Подвыпившего Сергея несло на разные разглагольствования. Мне же интереснее было послушать каких-нибудь датчан, и я слегка притормаживал его. Объяснялись – кто во что горазд. Я с трудом вспоминал английский, Сергей чудовищно насиловал немецкий, а чехи с поляками довольно внятно говорили по-русски. Во время этих застолий я несколько раз ловил себя на мысли, что во всех этих европейцах, приехавших из разных стран, присутствовало нечто общее. Они как бы смотрели в одну сторону. Многие вещи, о которых мы, русские, могли спорить друг с другом часами, были для них давно и окончательно решены и уже не вызывали вопросов. Мы с Сергеем со своими метаниями и заскоками резко диссонировали в этом хоре и, чужие, являлись своего рода экзотическим приложением к их компании. Может быть, тем и были для них интересны. Правда, когда речь заходила о горбачевской революции, встряхнувшей мир, о том, как было и как стало, что было хуже тогда, а что – сейчас, мы душевно соединялись с нашими бывшими братьями по идеологии – чехами, поляками, румынами – и прекрасно понимали друг друга. Французы же и прочие шведы в этих наших доверительных воспоминаниях о прошлом были лишней, наблюдающей, стороной.
За доброй выпивкой говорливого Сергея в конце концов спрашивали, мол, когда он получил травму и кем был до нее. О! Это был его звездный час. Он упирал стальной взгляд в собеседника и внятно произносил: «Офицер Ка-Ге-Бе». Вопросов больше не было. Спрашивающий сразу напускал на себя серьезный вид и всепонимающе поджимал губы.

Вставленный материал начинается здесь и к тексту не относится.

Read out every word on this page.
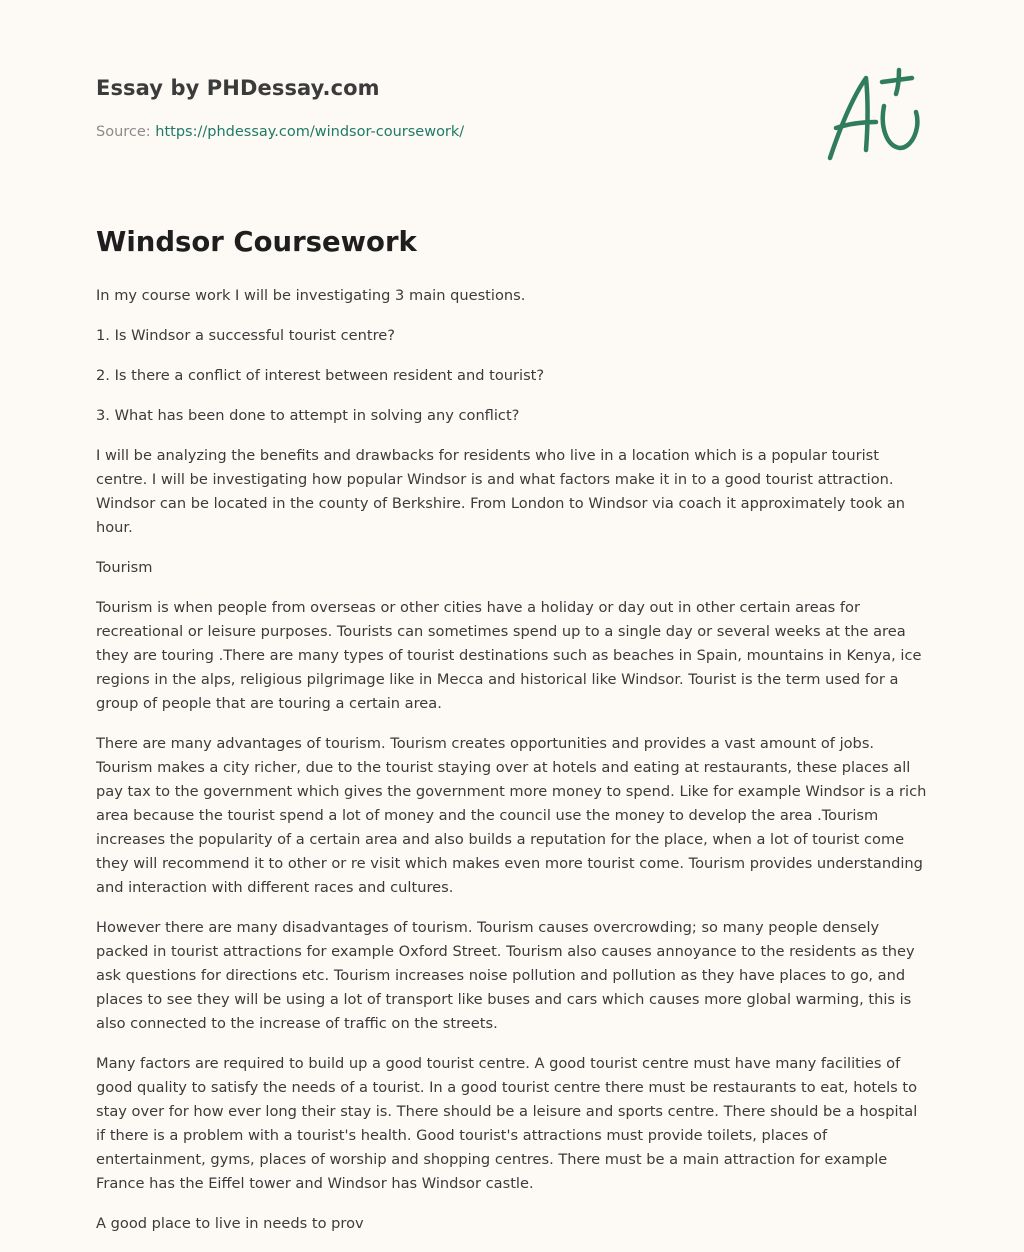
Essay by PHDessay.com
Source: https://phdessay.com/windsor-coursework/
Windsor Coursework

In my course work I will be investigating 3 main questions.

1. Is Windsor a successful tourist centre?

2. Is there a conflict of interest between resident and tourist?

3. What has been done to attempt in solving any conflict?

I will be analyzing the benefits and drawbacks for residents who live in a location which is a popular tourist centre. I will be investigating how popular Windsor is and what factors make it in to a good tourist attraction. Windsor can be located in the county of Berkshire. From London to Windsor via coach it approximately took an hour.

Tourism

Tourism is when people from overseas or other cities have a holiday or day out in other certain areas for recreational or leisure purposes. Tourists can sometimes spend up to a single day or several weeks at the area they are touring .There are many types of tourist destinations such as beaches in Spain, mountains in Kenya, ice regions in the alps, religious pilgrimage like in Mecca and historical like Windsor. Tourist is the term used for a group of people that are touring a certain area.

There are many advantages of tourism. Tourism creates opportunities and provides a vast amount of jobs. Tourism makes a city richer, due to the tourist staying over at hotels and eating at restaurants, these places all pay tax to the government which gives the government more money to spend. Like for example Windsor is a rich area because the tourist spend a lot of money and the council use the money to develop the area .Tourism increases the popularity of a certain area and also builds a reputation for the place, when a lot of tourist come they will recommend it to other or re visit which makes even more tourist come. Tourism provides understanding and interaction with different races and cultures.

However there are many disadvantages of tourism. Tourism causes overcrowding; so many people densely packed in tourist attractions for example Oxford Street. Tourism also causes annoyance to the residents as they ask questions for directions etc. Tourism increases noise pollution and pollution as they have places to go, and places to see they will be using a lot of transport like buses and cars which causes more global warming, this is also connected to the increase of traffic on the streets.

Many factors are required to build up a good tourist centre. A good tourist centre must have many facilities of good quality to satisfy the needs of a tourist. In a good tourist centre there must be restaurants to eat, hotels to stay over for how ever long their stay is. There should be a leisure and sports centre. There should be a hospital if there is a problem with a tourist's health. Good tourist's attractions must provide toilets, places of entertainment, gyms, places of worship and shopping centres. There must be a main attraction for example France has the Eiffel tower and Windsor has Windsor castle.

A good place to live in needs to prov
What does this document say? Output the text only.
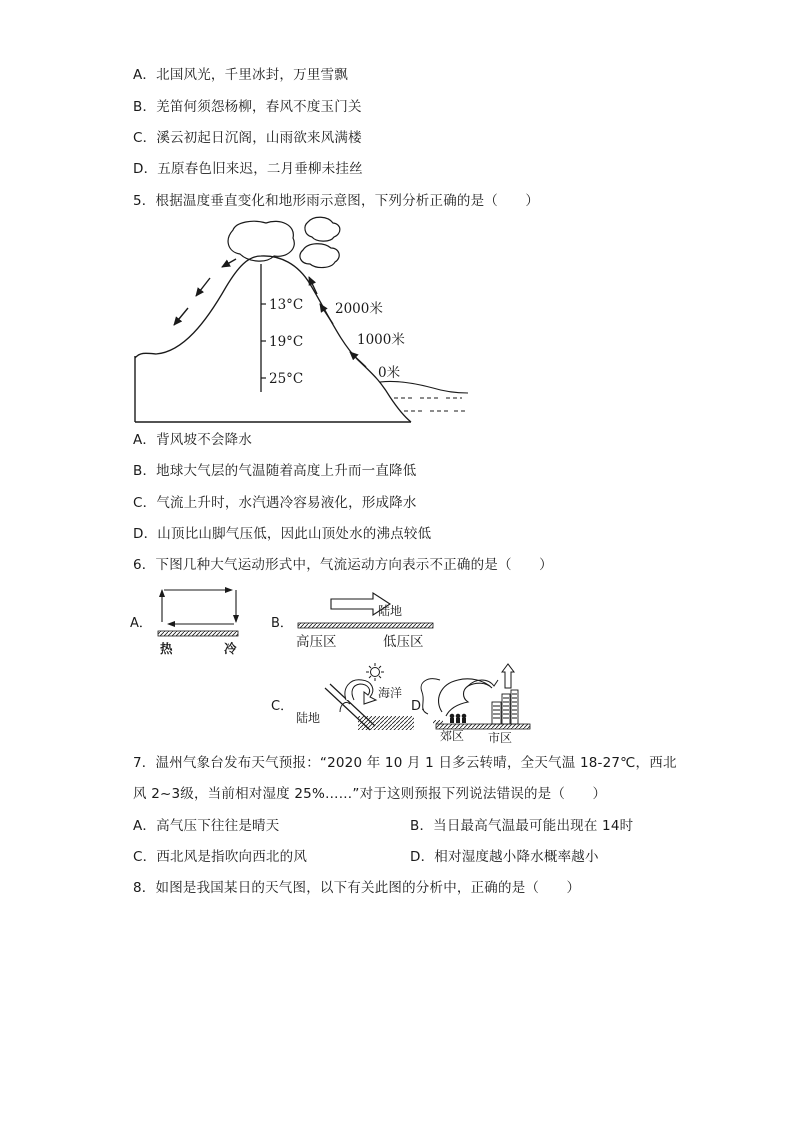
A．北国风光，千里冰封，万里雪飘
B．羌笛何须怨杨柳，春风不度玉门关
C．溪云初起日沉阁，山雨欲来风满楼
D．五原春色旧来迟，二月垂柳未挂丝
5．根据温度垂直变化和地形雨示意图，下列分析正确的是（　　）
13°C
19°C
25°C
2000米
1000米
0米
A．背风坡不会降水
B．地球大气层的气温随着高度上升而一直降低
C．气流上升时，水汽遇冷容易液化，形成降水
D．山顶比山脚气压低，因此山顶处水的沸点较低
6．下图几种大气运动形式中，气流运动方向表示不正确的是（　　）
A．
热	冷
B．
陆地
高压区	低压区
C．
海洋
陆地
D．
郊区 市区
7．温州气象台发布天气预报：“2020 年 10 月 1 日多云转晴，全天气温 18-27℃，西北
风 2~3级，当前相对湿度 25%……”对于这则预报下列说法错误的是（　　）
A．高气压下往往是晴天	B．当日最高气温最可能出现在 14时
C．西北风是指吹向西北的风	D．相对湿度越小降水概率越小
8．如图是我国某日的天气图，以下有关此图的分析中，正确的是（　　）
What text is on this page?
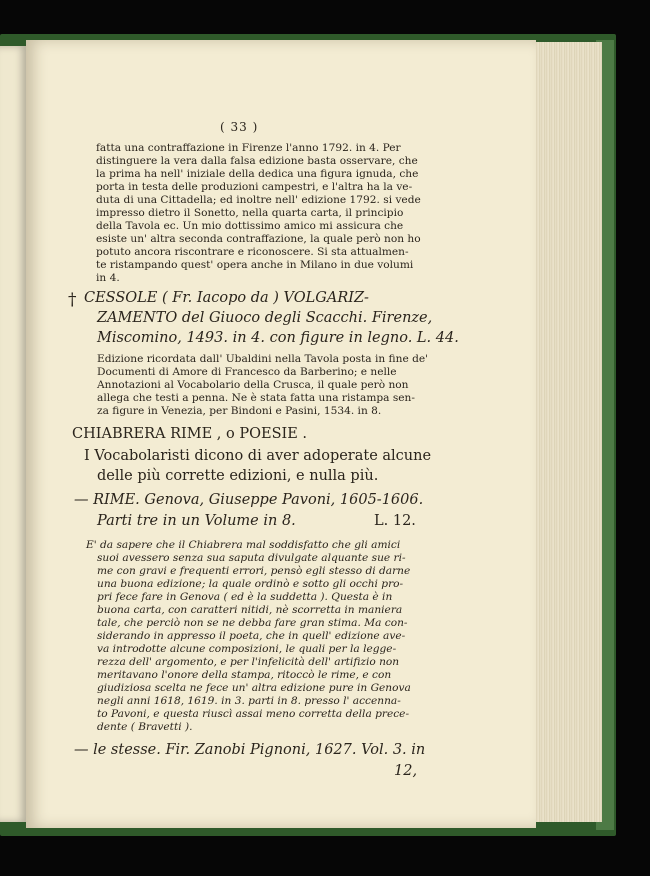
( 33 )
fatta una contraffazione in Firenze l'anno 1792. in 4. Per
distinguere la vera dalla falsa edizione basta osservare, che
la prima ha nell' iniziale della dedica una figura ignuda, che
porta in testa delle produzioni campestri, e l'altra ha la ve-
duta di una Cittadella; ed inoltre nell' edizione 1792. si vede
impresso dietro il Sonetto, nella quarta carta, il principio
della Tavola ec. Un mio dottissimo amico mi assicura che
esiste un' altra seconda contraffazione, la quale però non ho
potuto ancora riscontrare e riconoscere. Si sta attualmen-
te ristampando quest' opera anche in Milano in due volumi
in 4.
† CESSOLE ( Fr. Iacopo da ) VOLGARIZ-
ZAMENTO del Giuoco degli Scacchi. Firenze,
Miscomino, 1493. in 4. con figure in legno. L. 44.
Edizione ricordata dall' Ubaldini nella Tavola posta in fine de'
Documenti di Amore di Francesco da Barberino; e nelle
Annotazioni al Vocabolario della Crusca, il quale però non
allega che testi a penna. Ne è stata fatta una ristampa sen-
za figure in Venezia, per Bindoni e Pasini, 1534. in 8.
CHIABRERA RIME , o POESIE .
I Vocabolaristi dicono di aver adoperate alcune
delle più corrette edizioni, e nulla più.
— RIME. Genova, Giuseppe Pavoni, 1605-1606.
Parti tre in un Volume in 8.	L. 12.
E' da sapere che il Chiabrera mal soddisfatto che gli amici
suoi avessero senza sua saputa divulgate alquante sue ri-
me con gravi e frequenti errori, pensò egli stesso di darne
una buona edizione; la quale ordinò e sotto gli occhi pro-
pri fece fare in Genova ( ed è la suddetta ). Questa è in
buona carta, con caratteri nitidi, nè scorretta in maniera
tale, che perciò non se ne debba fare gran stima. Ma con-
siderando in appresso il poeta, che in quell' edizione ave-
va introdotte alcune composizioni, le quali per la legge-
rezza dell' argomento, e per l'infelicità dell' artifizio non
meritavano l'onore della stampa, ritoccò le rime, e con
giudiziosa scelta ne fece un' altra edizione pure in Genova
negli anni 1618, 1619. in 3. parti in 8. presso l' accenna-
to Pavoni, e questa riuscì assai meno corretta della prece-
dente ( Bravetti ).
— le stesse. Fir. Zanobi Pignoni, 1627. Vol. 3. in
12,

Сергей же хлопал его по плечу расслабленной кистью и, пристально глядя в глаза, пьяно спрашивал: «Приедешь ко мне в Москву?» «Нет, нет, в Москву нет, там война, там стреляют», – пугался тот, а Сергей, очень довольный, заливался смехом.
– Сереж, ты что бедных румын чуть до инфаркта не довел, такая пара интеллигентная, а ты все со своими приколами, – шутя спросил я его как-то.
– А что такого-то? – наивно округлил он глаза. – Я же не соврал. Офицер? Офицер. А пограничные войска в то время были приписаны КГБ, как говорится. Все верно.
Главный устроитель турнира, так сказать, инвалидный Илюмжинов, мудрейший и наблюдательнейший Иржи Житек, первый обратил внимание на странное сходство Сергеевой фамилии с огнестрельным оружием. Это обстоятельство страшно развеселило всех участников турнира. «Товарищ Калашников!» – махали они ему рукой, подруливали на своих колясках, хлопали по плечу и хохотали, хохотали… Мы тоже посмеивались, но к вечеру слегка притомились.
– Что это они, Сереж, как с цепи сорвались? Юмор, что ли, у них такой? – спросил я вечером.
– Не говори, ну прям как дети, – усмехнулся Сергей.
– Слушай, давай приколемся завтра.
– Как?
– А вот так.
Я вытащил из аккредитационной карточки, что красовалась на Сергеевом свитере, бумажку с его фамилией – Калашин. На другой бумажке аккуратно написал черной пастой латинскими буквами слово «Калашников» и вставил ее на место первой. Всеобщего ликования хватило еще на один день.
Проигрыш глубоко переживал. Когда это случилось первый раз, я, желая его ободрить, сказал:
– Не переживай. Не все же тебе выигрывать. А этот словак, соперник, все-таки сильный.
– Кто?! Сладечек?!! – Сергей отчаянно смотрел на меня со своей коляски. – Он у меня вот где был! Понимаешь? Я зевнул, отдал качество.
Он махнул рукой и отвернулся от меня, как обидевшийся ребенок.
В другой раз он проиграл двадцатикратному чемпиону мира, деликатнейшему и остроумнейшему поляку Богдану Шидловскому. У шестидесятилетнего Богдана была редкая генетическая болезнь – атрофия мышц. Монументальный в своей неподвижности, он добродушно и мудро взирал на мир со своей электрической коляски, управлять которой можно было пальцем одной руки. За монументальность Сергей прозвал его «генералом». На мой взгляд, довольно метко.
– Ласло, посмотри, – насиловал он шахматной доской Гуляша уже в номере, – это полностью моя игра. Пойди я здесь на а5, и ему деваться некуда. А я с какого-то хера на н8 поставил. На пятом часу игры голова, понимаешь, совсем не варила. Мне уж потом сам Богдан говорит: «Сергей, почему ты на а5 не поставил, твоя игра была».